Diyanet İşleri ( Eski ) Andolsun ki içlerinden, kendilerine Allah'ın âyetlerini okuyan, (kötülüklerden ve inkârdan) kendilerini temizleyen, kendilerine Kitap ve hikmeti öğreten bir Peygamber göndermekle Allah, müminlere büyük bir lütufta bulunmuştur. Halbuki daha önce onlar apaçık bir sapıklık içinde idiler.
Diyanet Vakfı ALLAH inananların içinden, onlara ayetlerini okuyan, onları arındıran, onlara kitap ve bilgelik öğreten bir elçiyi göndermekle iyilikte bulundu. Oysa onlar daha önce apaçık bir sapıklık içindeydiler!
Edip Yüksel Andolsun ki Allah, müminlere kendilerinden, onlara kendi âyetlerini okuyan, onları arındıran ve onlara kitab ve hikmeti öğreten bir Peygamber göndermekle büyük bir lütufta bulunmuştur. Oysa onlar, daha önce apaçık bir sapıklık içindeydiler.

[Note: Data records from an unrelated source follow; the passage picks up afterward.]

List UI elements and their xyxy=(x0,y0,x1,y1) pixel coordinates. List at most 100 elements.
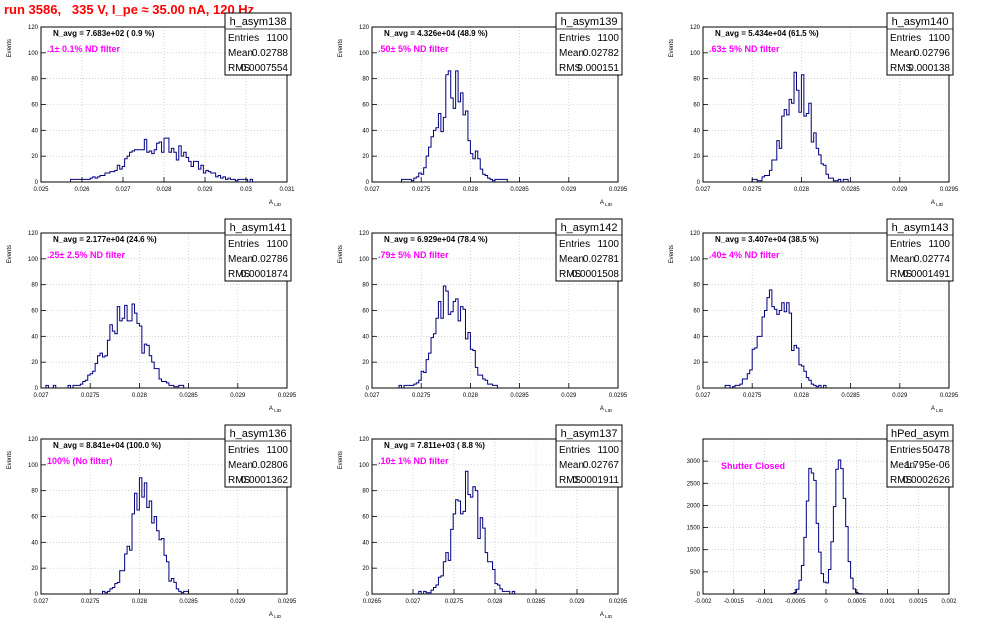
filter-label: 100% (No filter) xyxy=(47,456,113,466)
x-tick-label: 0.029 xyxy=(230,393,246,399)
y-tick-label: 120 xyxy=(359,437,370,443)
y-tick-label: 1500 xyxy=(687,526,701,532)
y-tick-label: 120 xyxy=(359,25,370,31)
y-tick-label: 60 xyxy=(31,515,38,521)
histogram-name: h_asym136 xyxy=(230,428,287,440)
navg-label: N_avg = 2.177e+04 (24.6 %) xyxy=(53,235,157,244)
x-tick-label: 0.0285 xyxy=(841,393,860,399)
filter-label: .50± 5% ND filter xyxy=(378,44,449,54)
x-tick-label: 0.027 xyxy=(33,599,49,605)
stats-label: Entries xyxy=(890,33,921,44)
stats-value: 0.0002626 xyxy=(903,475,951,486)
x-tick-label: -0.0015 xyxy=(724,599,745,605)
x-tick-label: 0.0295 xyxy=(609,393,628,399)
y-tick-label: 60 xyxy=(362,515,369,521)
histogram-name: h_asym138 xyxy=(230,16,287,28)
stats-value: 1100 xyxy=(266,445,288,456)
y-axis-title: Events xyxy=(669,39,675,57)
stats-label: RMS xyxy=(228,63,251,74)
y-tick-label: 120 xyxy=(359,231,370,237)
stats-label: RMS xyxy=(228,475,251,486)
x-tick-label: 0.027 xyxy=(364,393,380,399)
y-tick-label: 1000 xyxy=(687,548,701,554)
navg-label: N_avg = 8.841e+04 (100.0 %) xyxy=(53,441,161,450)
pad-h_asym136: 0.027 0.0275 0.028 0.0285 0.029 0.0295 0 20 40 60… xyxy=(7,424,297,619)
x-tick-label: 0.0285 xyxy=(527,599,546,605)
x-tick-label: 0.0295 xyxy=(609,599,628,605)
x-axis-title: A LID xyxy=(931,200,944,207)
y-axis-title: Events xyxy=(338,451,344,469)
y-tick-label: 40 xyxy=(693,128,700,134)
x-tick-label: 0.028 xyxy=(794,393,810,399)
y-tick-label: 20 xyxy=(362,154,369,160)
stats-label: Entries xyxy=(228,33,259,44)
stats-box xyxy=(555,218,623,282)
pad-h_asym143: 0.027 0.0275 0.028 0.0285 0.029 0.0295 0 20 40 60… xyxy=(669,218,959,413)
x-tick-label: -0.001 xyxy=(756,599,774,605)
pad-h_asym142: 0.027 0.0275 0.028 0.0285 0.029 0.0295 0 20 40 60… xyxy=(338,218,628,413)
y-tick-label: 100 xyxy=(28,257,39,263)
y-axis-title: Events xyxy=(338,39,344,57)
x-tick-label: 0.029 xyxy=(561,187,577,193)
histogram-name: h_asym137 xyxy=(561,428,618,440)
x-tick-label: 0.028 xyxy=(463,393,479,399)
y-tick-label: 0 xyxy=(697,386,701,392)
histogram-line xyxy=(41,303,287,389)
x-axis-title: A LID xyxy=(269,612,282,619)
y-tick-label: 3000 xyxy=(687,459,701,465)
filter-label: Shutter Closed xyxy=(721,461,785,471)
y-tick-label: 20 xyxy=(31,154,38,160)
y-axis-title: Events xyxy=(669,245,675,263)
navg-label: N_avg = 5.434e+04 (61.5 %) xyxy=(715,29,819,38)
y-tick-label: 0 xyxy=(35,180,39,186)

Elmalılı ( Sade ) Allah, müminlere, aralarından kendilerine Allah'ın ayetlerini okuyan, onları arındıran ve onlara kitap ve hikmeti öğreten bir peygamber göndermekle büyük bir lütufta bulundu. Oysa, bundan önce açık bir sapıklık içinde idiler.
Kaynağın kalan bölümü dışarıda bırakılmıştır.